Who does a kid like you look up to? Jordy Smith is my favourite surfer. I love watching John John Florence too, his new movie psyched me up just so much. but Jordy’s been my favourite surfer since Frothing came out and he did that rodeo flip right at the end of his section. And then since then, I was like, that’s what I want to do. Then I saw him in Stranger Than Fiction and he just killed that. Since then it’s just been like, I wanna be like Jordy.
What was the best thing you learned at the King Of The Groms final? Because we were having so much fun, I guess appreciating that, not having any stress or tension, I learnt to have fun in heats. I had a revelation like, I should relax more in heats. I realised how much fun I can actually have in a heat. Which is interesting compared to everything I learnt from my dad. When I was in South Africa, we were there for a year, and every month I had a contest. That’s where I got all my contest experience from. Before South Africa I’d spent all my time in Mexico, where there’s only three or four contests a year.

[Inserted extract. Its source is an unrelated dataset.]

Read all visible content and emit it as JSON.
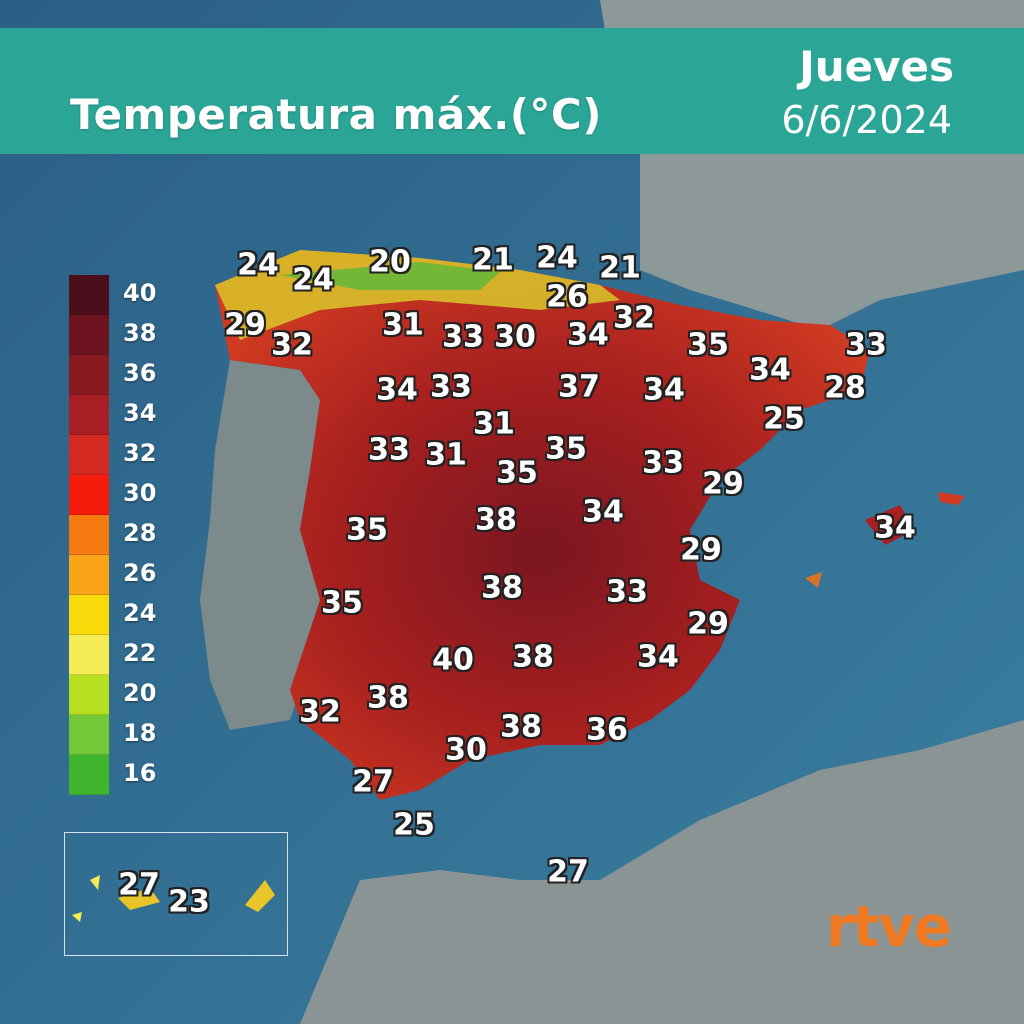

And how the hell have you not had a major sponsor for the last few years? Being that we were in Mexico before South Africa, we lived on an island where there was no internet. We had to go into town to use internet and contact people. We were just surfing most of the time. We’d go a month or two on the island at a time without going into town or getting in contact with any companies or anything. We were in South Africa and I started putting out more videos, and I think I matured my surfing. And with King Of The Groms, I think people recently started to realise that I should maybe have a major sponsor.